Kemajuanrakyat.co.id – Viral di media sosial sebuah pernikahan anak smp-smk di gelar di Lombok Tengah, Nusa Tenggara Barat (NTB).
Prosesi pernikahan dilakukan menggunakan adat Sasak, ‘nyongkolan’ yang melibatkan R (16), siswa SMK, dan Y (15), siswi SMP.
Berbagai komentar datang dari warganet, bahkan kecaman terhadap pernikahan ini juga terjadi.
Selain itu, gelagat Y dalam video prosesi nyongkolan atau pernikahan adat Sasak yang beredar luas juga menimbulkan keprihatinan.
Dalam video yang diunggah akun Facebook @Dyiok Stars, tampak mempelai perempuan berjoget sambil berjalan menuju kuade atau pelaminan.
Terlihat Y ditandu oleh dua perempuan dewasa dimana tingkah lakunya itu dinilai janggal oleh sejumlah warganet.

Baca juga; Letjen Djaka Budi Utama Resmi Dilantik Menjadi Dirjen Bea Cukai
Orang Tua Dipolisikan Usai Menggelar Pernikahan Anak SMP-SMK
Ketua Lembaga Perlindungan Anak (LPA) Kota Mataran, Joko Jurnadi telah melaporkan kasus pernikahan anak SMP-SMK tersebut ke Polres Lombok Tengah.
Joko menjelaskan, laporan ditujukan kepada semua pihak yang diduga terlibat dalam memfasilitasi pernikahan anak tersebut, termasuk orang tua dan penghulu.
“Yang dilaporkan adalah pihak-pihak yang kemudian memfasilitasi perkawinan anak ini. Di situ pasti ada orang-orang yang terlibat dalam pernikahan siapa. Bisa saja orang tua, bisa saja penghulu yang menikahkan,” ujarnya.

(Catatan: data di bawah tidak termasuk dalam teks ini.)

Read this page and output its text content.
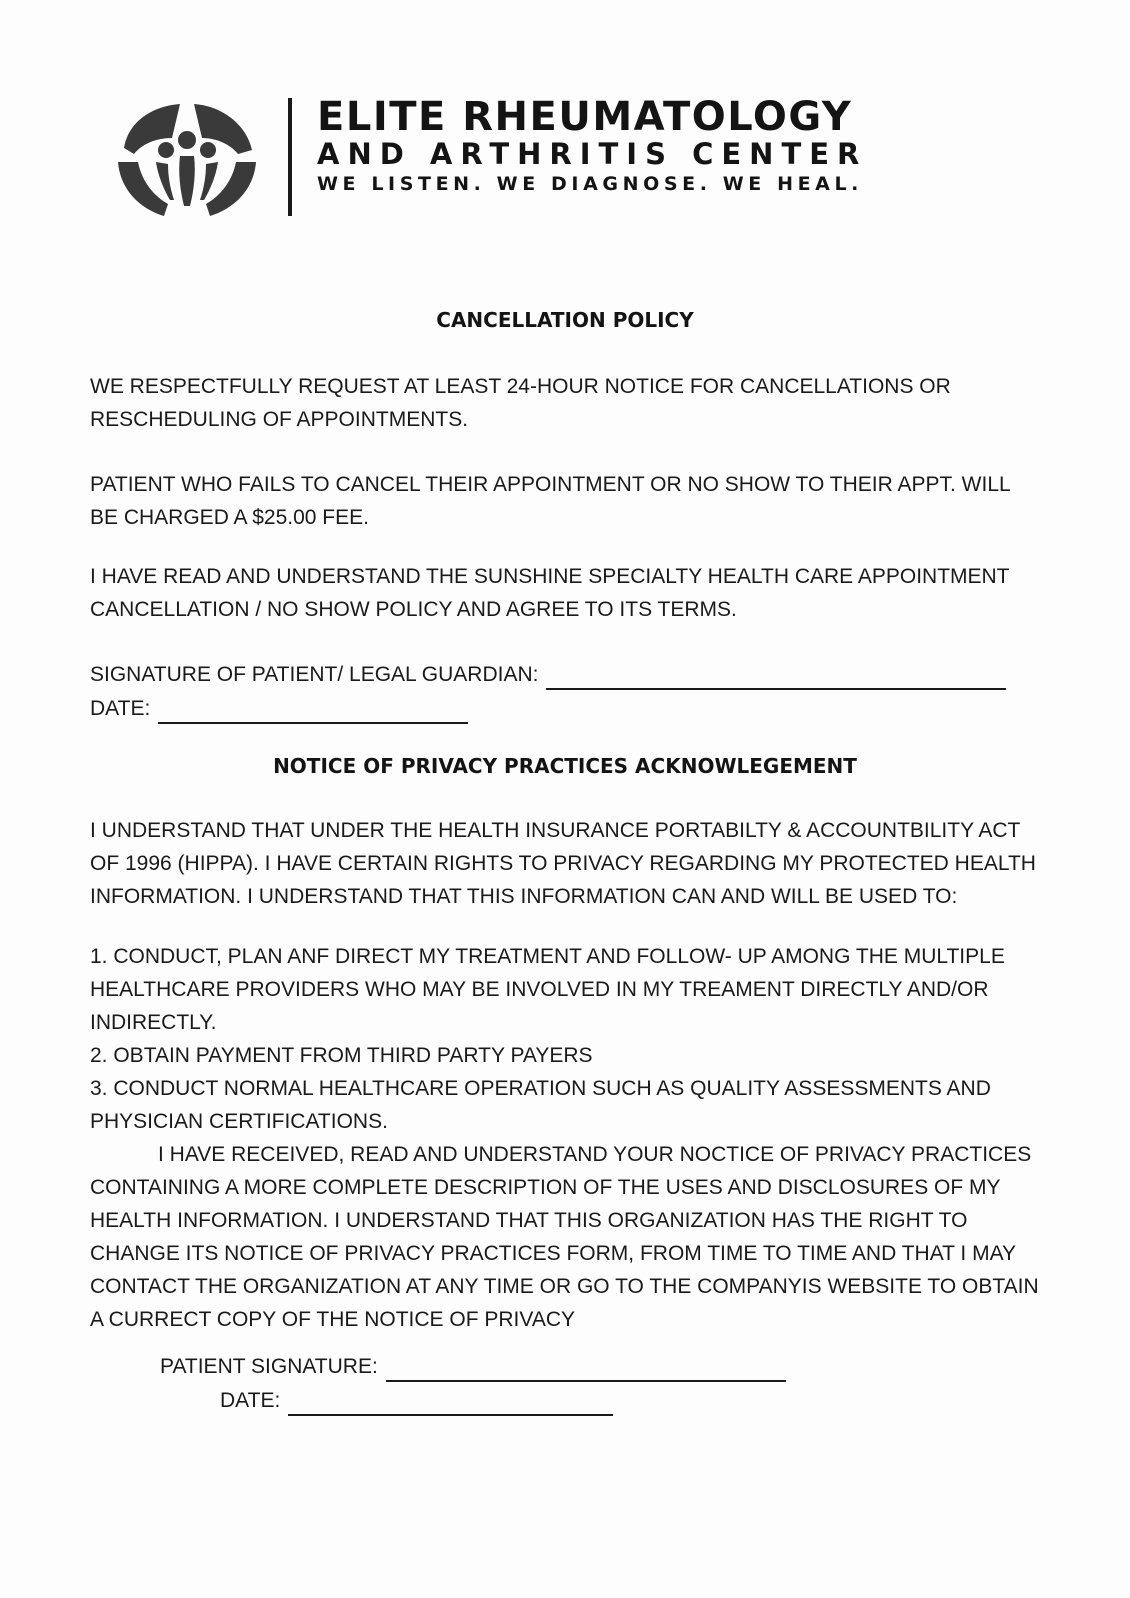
ELITE RHEUMATOLOGY
AND ARTHRITIS CENTER
WE LISTEN. WE DIAGNOSE. WE HEAL.
CANCELLATION POLICY

WE RESPECTFULLY REQUEST AT LEAST 24-HOUR NOTICE FOR CANCELLATIONS OR RESCHEDULING OF APPOINTMENTS.

PATIENT WHO FAILS TO CANCEL THEIR APPOINTMENT OR NO SHOW TO THEIR APPT. WILL BE CHARGED A $25.00 FEE.

I HAVE READ AND UNDERSTAND THE SUNSHINE SPECIALTY HEALTH CARE APPOINTMENT CANCELLATION / NO SHOW POLICY AND AGREE TO ITS TERMS.

SIGNATURE OF PATIENT/ LEGAL GUARDIAN:
DATE:
NOTICE OF PRIVACY PRACTICES ACKNOWLEGEMENT

I UNDERSTAND THAT UNDER THE HEALTH INSURANCE PORTABILTY & ACCOUNTBILITY ACT OF 1996 (HIPPA). I HAVE CERTAIN RIGHTS TO PRIVACY REGARDING MY PROTECTED HEALTH INFORMATION. I UNDERSTAND THAT THIS INFORMATION CAN AND WILL BE USED TO:

1. CONDUCT, PLAN ANF DIRECT MY TREATMENT AND FOLLOW- UP AMONG THE MULTIPLE HEALTHCARE PROVIDERS WHO MAY BE INVOLVED IN MY TREAMENT DIRECTLY AND/OR INDIRECTLY.

2. OBTAIN PAYMENT FROM THIRD PARTY PAYERS

3. CONDUCT NORMAL HEALTHCARE OPERATION SUCH AS QUALITY ASSESSMENTS AND PHYSICIAN CERTIFICATIONS.

I HAVE RECEIVED, READ AND UNDERSTAND YOUR NOCTICE OF PRIVACY PRACTICES CONTAINING A MORE COMPLETE DESCRIPTION OF THE USES AND DISCLOSURES OF MY HEALTH INFORMATION. I UNDERSTAND THAT THIS ORGANIZATION HAS THE RIGHT TO CHANGE ITS NOTICE OF PRIVACY PRACTICES FORM, FROM TIME TO TIME AND THAT I MAY CONTACT THE ORGANIZATION AT ANY TIME OR GO TO THE COMPANYIS WEBSITE TO OBTAIN A CURRECT COPY OF THE NOTICE OF PRIVACY

PATIENT SIGNATURE:
DATE:
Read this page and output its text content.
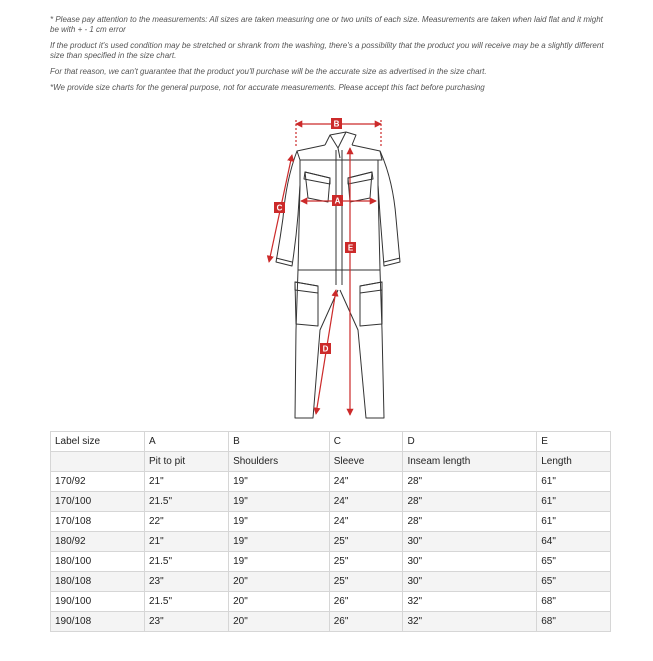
* Please pay attention to the measurements: All sizes are taken measuring one or two units of each size. Measurements are taken when laid flat and it might be with + - 1 cm error

If the product it's used condition may be stretched or shrank from the washing, there's a possibility that the product you will receive may be a slightly different size than specified in the size chart.

For that reason, we can't guarantee that the product you'll purchase will be the accurate size as advertised in the size chart.

*We provide size charts for the general purpose, not for accurate measurements. Please accept this fact before purchasing

B
C
A
E
D
Label size	A	B	C	D	E
	Pit to pit	Shoulders	Sleeve	Inseam length	Length
170/92	21"	19"	24"	28"	61"
170/100	21.5"	19"	24"	28"	61"
170/108	22"	19"	24"	28"	61"
180/92	21"	19"	25"	30"	64"
180/100	21.5"	19"	25"	30"	65"
180/108	23"	20"	25"	30"	65"
190/100	21.5"	20"	26"	32"	68"
190/108	23"	20"	26"	32"	68"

Diketahui bahwa pernikahan itu disebut sempat dicegah oleh perangkat desa dari kedua belah pihak. Namun upaya tersebut gagal karena keluarga tetap berkukuh.
“Kalau dari informasi, Kades dan Kadus sudah berusaha melakukan pencegahan. Tetapi para pihak ini tetap ngotot untuk dinikahkan sehingga yang kita soroti di sini orang tua, kami belum tahu apakah ada penghulunya,” ujarnya.
Pernikahan tersebut tidak terjadi secara instan. Sebelumnya, sudah ada beberapa upaya kawin lari sejak April 2025. Bahkan ada upaya oleh pemerintah desa.
“April itu sudah ada upaya pernikahan, tetapi saat itu dibela. Kemudian selang satu minggu setelahnya lagi ada upaya pernikahan lagi. Sampai terakhir di bulan Mei ini ada pernikahan,” ungkap Joko.
Dirinya juga menerima informasi bahwa dalam pelarian terakhir, kedua anak tersebut juga sempat dibawa ke Pulau Sumbawa selama dua hari.
Namun berakhir dengan pasrahnya pihak keluarga dan membiarkan pernikahan tersebut berlangsung.
Kemudian Joko juga menekankan bahwa pernikahan anak berdampak serius, tidak hanya dari sisi pendidikan dan ekonomi, tetapi juga kesehatan dan sosial.
Misalnya berdampak putus sekolah, kemiskinan, stunting, hingga kematian ibu dan bayi.
Bahkan memiliki peluang kekerasan dalam rumah tangga dan prostitusi juga seringkali berakar dari perkawinan anak.